On the surface, it sounds like a simple solution: If U.S. veterans can’t get timely care through the Veterans Affairs health system, let the VA foot the bill for them to see private physicians. That was the premise of the $10 billion Choice Program, implemented in 2014 after horror stories surfaced across the nation about veterans waiting months and months for appointments. Some died for lack of care.

Through Choice, veterans who faced more than a 30-day wait for an appointment or lived more than 40 miles from the closest VA facility were supposed to be able to get speedier, closer care from approved providers outside the VA system. The reality has been more complicated — and more frustrating for veterans.

The complications started when a private  contractor, Health Net, was named as the go-between for veterans, the VA and private providers. Before Choice, VA staff had the ability to directly schedule appointments for veterans in the community. Now Health Net creates an additional layer of bureaucracy between the patient and the provider.   
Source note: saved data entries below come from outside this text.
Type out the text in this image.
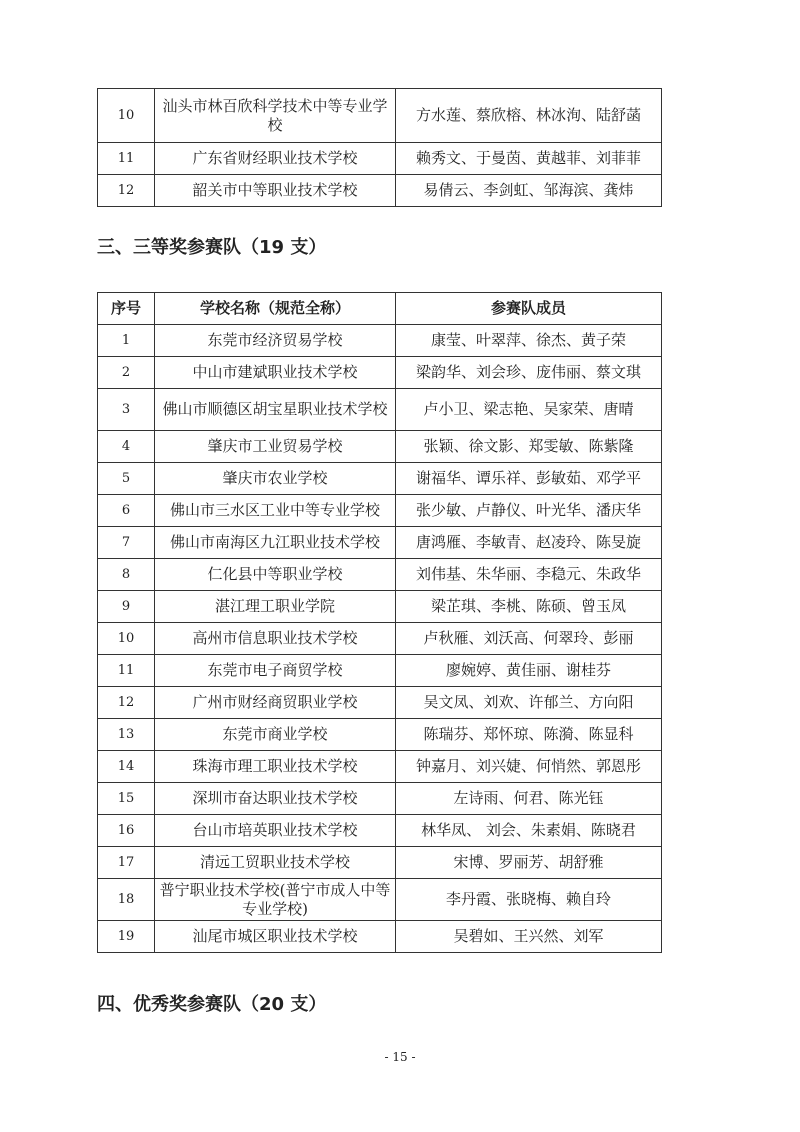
10	汕头市林百欣科学技术中等专业学校	方水莲、蔡欣榕、林冰洵、陆舒菡
11	广东省财经职业技术学校	赖秀文、于曼茵、黄越菲、刘菲菲
12	韶关市中等职业技术学校	易倩云、李剑虹、邹海滨、龚炜
三、三等奖参赛队（19 支）
序号	学校名称（规范全称）	参赛队成员
1	东莞市经济贸易学校	康莹、叶翠萍、徐杰、黄子荣
2	中山市建斌职业技术学校	梁韵华、刘会珍、庞伟丽、蔡文琪
3	佛山市顺德区胡宝星职业技术学校	卢小卫、梁志艳、吴家荣、唐晴
4	肇庆市工业贸易学校	张颖、徐文影、郑雯敏、陈紫隆
5	肇庆市农业学校	谢福华、谭乐祥、彭敏茹、邓学平
6	佛山市三水区工业中等专业学校	张少敏、卢静仪、叶光华、潘庆华
7	佛山市南海区九江职业技术学校	唐鸿雁、李敏青、赵凌玲、陈旻旋
8	仁化县中等职业学校	刘伟基、朱华丽、李稳元、朱政华
9	湛江理工职业学院	梁芷琪、李桃、陈硕、曾玉凤
10	高州市信息职业技术学校	卢秋雁、刘沃高、何翠玲、彭丽
11	东莞市电子商贸学校	廖婉婷、黄佳丽、谢桂芬
12	广州市财经商贸职业学校	吴文凤、刘欢、许郁兰、方向阳
13	东莞市商业学校	陈瑞芬、郑怀琼、陈漪、陈显科
14	珠海市理工职业技术学校	钟嘉月、刘兴婕、何悄然、郭恩彤
15	深圳市奋达职业技术学校	左诗雨、何君、陈光钰
16	台山市培英职业技术学校	林华凤、 刘会、朱素娟、陈晓君
17	清远工贸职业技术学校	宋博、罗丽芳、胡舒雅
18	普宁职业技术学校(普宁市成人中等专业学校)	李丹霞、张晓梅、赖自玲
19	汕尾市城区职业技术学校	吴碧如、王兴然、刘军
四、优秀奖参赛队（20 支）
- 15 -
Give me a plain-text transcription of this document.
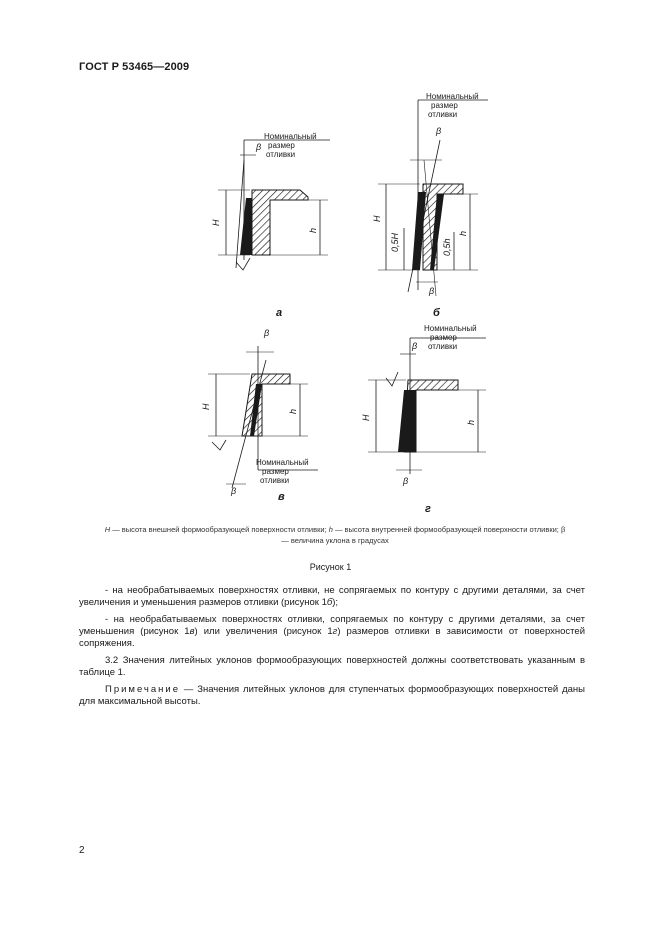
ГОСТ Р 53465—2009
Номинальный
размер
отливки
β
H
h
a
Номинальный
размер
отливки
β
β
H
0,5H	h
0,5h
б
β
β
Номинальный
размер
отливки
H
h
в
Номинальный
размер
отливки
β
β
H
h
г
H — высота внешней формообразующей поверхности отливки; h — высота внутренней формообразующей поверхности отливки; β — величина уклона в градусах
Рисунок 1

- на необрабатываемых поверхностях отливки, не сопрягаемых по контуру с другими деталями, за счет увеличения и уменьшения размеров отливки (рисунок 1б);

- на необрабатываемых поверхностях отливки, сопрягаемых по контуру с другими деталями, за счет уменьшения (рисунок 1в) или увеличения (рисунок 1г) размеров отливки в зависимости от поверхностей сопряжения.

3.2 Значения литейных уклонов формообразующих поверхностей должны соответствовать указанным в таблице 1.

Примечание — Значения литейных уклонов для ступенчатых формообразующих поверхностей даны для максимальной высоты.

2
Barbara and Charles Greene of Kannapolis are among the people who have become frustrated by the Choice Program, as reported in Sunday’s Post. Charles experienced delays in scheduling, and his private provider did not receive payment — problems cited across the country. In fact, Novant Health Rowan Medical Center officials recently met with counterparts at the VA to discuss payment and other issues.

According to a recent VA Inspector General’s report, only about 13 percent of eligible veterans chose to make appointments through the Choice Program. Obstacles identified included cumbersome authorization and scheduling procedures, inadequate provider networks and potential veteran liability for treatment costs. 

On the horizon may be a plan to allow veterans to use the VA as, in essence, an insurance provider and to put VA hospitals in competition with private-sector counterparts. That’s the scenario proposed by people who have met with President Trump. Members of Congress have their ideas, too. Sen. Thom Tillis, for example, suggests eliminating pre-authorization.

Monday, Sen. Richard Burr released a statement saying he looked forward to working with newly confirmed VA Secretary David Shulkin to ensure veterans’ care. “This includes making sure that the Veterans Choice Program is not only improved but is also made permanent so that our veterans never have to wait for health care,” Burr said.

Before Congress makes Choice permanent, the program must be made more efficient. Otherwise, an initiative intended to improve veterans’ care could make it worse — and add another layer of expense in the process.